What might make Bing.bot find a URL that looks like this on our site?
-
I have been doing something Richard Baxter recently suggested and reviewing our server logs.
I have found an oddity that hopefully some of you smart Mozzers can help me figure out.
Here is the line from the server log (there are many more like this):
157.55.32.166 - - [04/Mar/2013:08:00:59 -0800] "GET /StoreFront/category/www.ccisolutions.com/StoreFront/category/shure-se-earphones HTTP/1.1" 200 94133 "-" "Mozilla/5.0 (compatible; bingbot/2.0; +http://www.bing.com/bingbot.htm)" "-"
See how the www.ccisolutions.com appears after /StoreFront/category/ ? We used to see weird URLs reported in GWT that looked like this, but ever since we fixed our canonical tags to be absolute instead of relative URLs, they no longer appeared in our Webmaster Tools reports.

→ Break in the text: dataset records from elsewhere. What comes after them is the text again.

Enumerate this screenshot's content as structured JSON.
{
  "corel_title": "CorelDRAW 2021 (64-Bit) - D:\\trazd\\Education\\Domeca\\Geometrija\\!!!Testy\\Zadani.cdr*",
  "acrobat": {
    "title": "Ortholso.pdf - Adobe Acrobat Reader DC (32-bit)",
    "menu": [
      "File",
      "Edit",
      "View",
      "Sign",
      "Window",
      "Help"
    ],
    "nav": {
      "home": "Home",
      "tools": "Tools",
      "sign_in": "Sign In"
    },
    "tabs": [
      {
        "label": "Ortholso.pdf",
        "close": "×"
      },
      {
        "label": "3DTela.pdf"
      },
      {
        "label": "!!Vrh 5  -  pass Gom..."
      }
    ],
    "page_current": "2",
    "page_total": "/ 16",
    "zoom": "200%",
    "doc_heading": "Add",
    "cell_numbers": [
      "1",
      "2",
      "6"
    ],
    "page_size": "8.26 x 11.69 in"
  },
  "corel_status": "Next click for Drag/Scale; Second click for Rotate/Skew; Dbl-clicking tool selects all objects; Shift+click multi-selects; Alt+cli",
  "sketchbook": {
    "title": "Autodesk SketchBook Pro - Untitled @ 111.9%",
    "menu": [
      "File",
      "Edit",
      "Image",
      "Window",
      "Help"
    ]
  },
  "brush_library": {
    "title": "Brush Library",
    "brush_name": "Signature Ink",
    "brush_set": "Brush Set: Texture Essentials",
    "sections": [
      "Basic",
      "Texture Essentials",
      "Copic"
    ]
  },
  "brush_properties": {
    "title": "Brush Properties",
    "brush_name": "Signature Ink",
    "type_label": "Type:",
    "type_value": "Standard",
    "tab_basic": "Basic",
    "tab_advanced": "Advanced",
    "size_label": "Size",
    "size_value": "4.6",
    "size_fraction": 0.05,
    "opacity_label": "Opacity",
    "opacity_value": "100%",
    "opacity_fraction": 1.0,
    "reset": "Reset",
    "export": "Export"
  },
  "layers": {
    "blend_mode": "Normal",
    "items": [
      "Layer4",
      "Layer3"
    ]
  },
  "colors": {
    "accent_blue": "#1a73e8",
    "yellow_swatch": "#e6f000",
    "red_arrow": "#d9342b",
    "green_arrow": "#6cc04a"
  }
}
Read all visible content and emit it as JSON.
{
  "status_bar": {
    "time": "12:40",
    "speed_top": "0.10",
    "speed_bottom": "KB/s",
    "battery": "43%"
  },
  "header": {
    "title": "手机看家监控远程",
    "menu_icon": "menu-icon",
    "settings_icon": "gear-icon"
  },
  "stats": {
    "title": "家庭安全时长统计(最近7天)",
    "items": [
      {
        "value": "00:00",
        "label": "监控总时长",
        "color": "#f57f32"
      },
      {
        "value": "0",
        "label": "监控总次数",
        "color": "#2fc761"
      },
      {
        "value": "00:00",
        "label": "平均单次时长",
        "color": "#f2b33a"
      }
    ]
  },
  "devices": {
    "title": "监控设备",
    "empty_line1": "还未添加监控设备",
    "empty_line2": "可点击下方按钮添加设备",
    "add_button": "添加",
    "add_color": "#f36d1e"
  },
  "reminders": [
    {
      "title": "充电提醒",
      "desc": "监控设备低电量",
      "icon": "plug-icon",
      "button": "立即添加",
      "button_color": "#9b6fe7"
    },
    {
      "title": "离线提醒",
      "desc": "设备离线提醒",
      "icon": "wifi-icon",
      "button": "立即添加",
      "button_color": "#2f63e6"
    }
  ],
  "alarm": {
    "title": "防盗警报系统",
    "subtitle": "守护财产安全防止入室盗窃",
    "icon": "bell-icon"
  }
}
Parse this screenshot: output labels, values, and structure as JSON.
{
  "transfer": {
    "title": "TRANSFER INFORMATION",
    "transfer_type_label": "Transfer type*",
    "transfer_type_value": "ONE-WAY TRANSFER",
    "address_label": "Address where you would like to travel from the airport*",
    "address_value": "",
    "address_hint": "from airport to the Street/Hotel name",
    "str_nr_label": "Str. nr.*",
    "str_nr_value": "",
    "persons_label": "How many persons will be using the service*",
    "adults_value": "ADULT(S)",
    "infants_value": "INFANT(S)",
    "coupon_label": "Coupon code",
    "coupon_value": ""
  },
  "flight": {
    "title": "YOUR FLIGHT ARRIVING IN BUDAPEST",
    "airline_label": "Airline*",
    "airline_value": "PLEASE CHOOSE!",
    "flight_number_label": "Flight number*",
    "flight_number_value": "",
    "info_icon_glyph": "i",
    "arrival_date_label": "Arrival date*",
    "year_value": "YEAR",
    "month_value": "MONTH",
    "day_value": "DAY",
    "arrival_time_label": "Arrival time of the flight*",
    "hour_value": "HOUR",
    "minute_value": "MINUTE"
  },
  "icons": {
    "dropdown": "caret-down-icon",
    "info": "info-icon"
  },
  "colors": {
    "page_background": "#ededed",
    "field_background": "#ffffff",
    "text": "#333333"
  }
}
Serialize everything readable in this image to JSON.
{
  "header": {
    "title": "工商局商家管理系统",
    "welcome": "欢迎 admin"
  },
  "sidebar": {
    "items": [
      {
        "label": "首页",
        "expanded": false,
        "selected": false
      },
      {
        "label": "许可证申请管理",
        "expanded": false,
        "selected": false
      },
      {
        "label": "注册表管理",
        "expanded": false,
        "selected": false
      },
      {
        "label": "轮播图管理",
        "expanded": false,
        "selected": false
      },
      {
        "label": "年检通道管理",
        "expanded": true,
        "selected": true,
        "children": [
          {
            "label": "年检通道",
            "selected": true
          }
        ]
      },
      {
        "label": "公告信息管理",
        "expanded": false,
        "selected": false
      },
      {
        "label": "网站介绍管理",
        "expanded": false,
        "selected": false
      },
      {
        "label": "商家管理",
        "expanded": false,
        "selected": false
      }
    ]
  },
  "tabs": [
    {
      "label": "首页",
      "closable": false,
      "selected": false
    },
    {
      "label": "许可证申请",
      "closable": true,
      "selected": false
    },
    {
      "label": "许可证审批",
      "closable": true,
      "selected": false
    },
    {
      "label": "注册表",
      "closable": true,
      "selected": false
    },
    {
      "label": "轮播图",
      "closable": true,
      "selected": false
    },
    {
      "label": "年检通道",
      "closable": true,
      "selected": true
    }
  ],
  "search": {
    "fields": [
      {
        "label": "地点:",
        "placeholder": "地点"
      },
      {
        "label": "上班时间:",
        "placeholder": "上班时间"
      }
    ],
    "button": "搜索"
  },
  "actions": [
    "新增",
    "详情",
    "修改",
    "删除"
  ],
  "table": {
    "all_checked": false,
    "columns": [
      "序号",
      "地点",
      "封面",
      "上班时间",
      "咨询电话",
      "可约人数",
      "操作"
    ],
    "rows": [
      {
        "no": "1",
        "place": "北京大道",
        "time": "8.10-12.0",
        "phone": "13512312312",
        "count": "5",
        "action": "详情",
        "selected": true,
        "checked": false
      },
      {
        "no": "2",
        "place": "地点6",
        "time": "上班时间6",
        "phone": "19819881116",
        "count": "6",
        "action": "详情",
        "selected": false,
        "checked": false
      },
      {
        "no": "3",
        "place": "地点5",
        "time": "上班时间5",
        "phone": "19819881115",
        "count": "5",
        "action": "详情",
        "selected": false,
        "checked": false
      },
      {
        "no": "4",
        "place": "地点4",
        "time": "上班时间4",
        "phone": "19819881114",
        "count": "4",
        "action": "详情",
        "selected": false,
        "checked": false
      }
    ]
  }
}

However, it seems there is still a problem. Where/how could Bingbot be seeing URLs configured this way? Could it be a server issue, or is it most likely a data problem?
Thanks in advance!
Dana
P.S. Could this be resulting from our massive use of relative URLs all over the site?
-
Hi Streamline,
I thought I would circle back and update everyone as to what I found. You were correct about mal-formed URLs being the culprit of this problem. We have many isolated incidences of URLs for internal links that are missing the "/" at the beginning of a relative URL. There are inconsistencies on the relative URLs all over the site. It's certainly an example of one of many problems that can be caused by using relative rather than absolute URLs.
Since we are in the process of completely re-doing the site and moving to a new platform, it's something we can definitely work to get right during the transition.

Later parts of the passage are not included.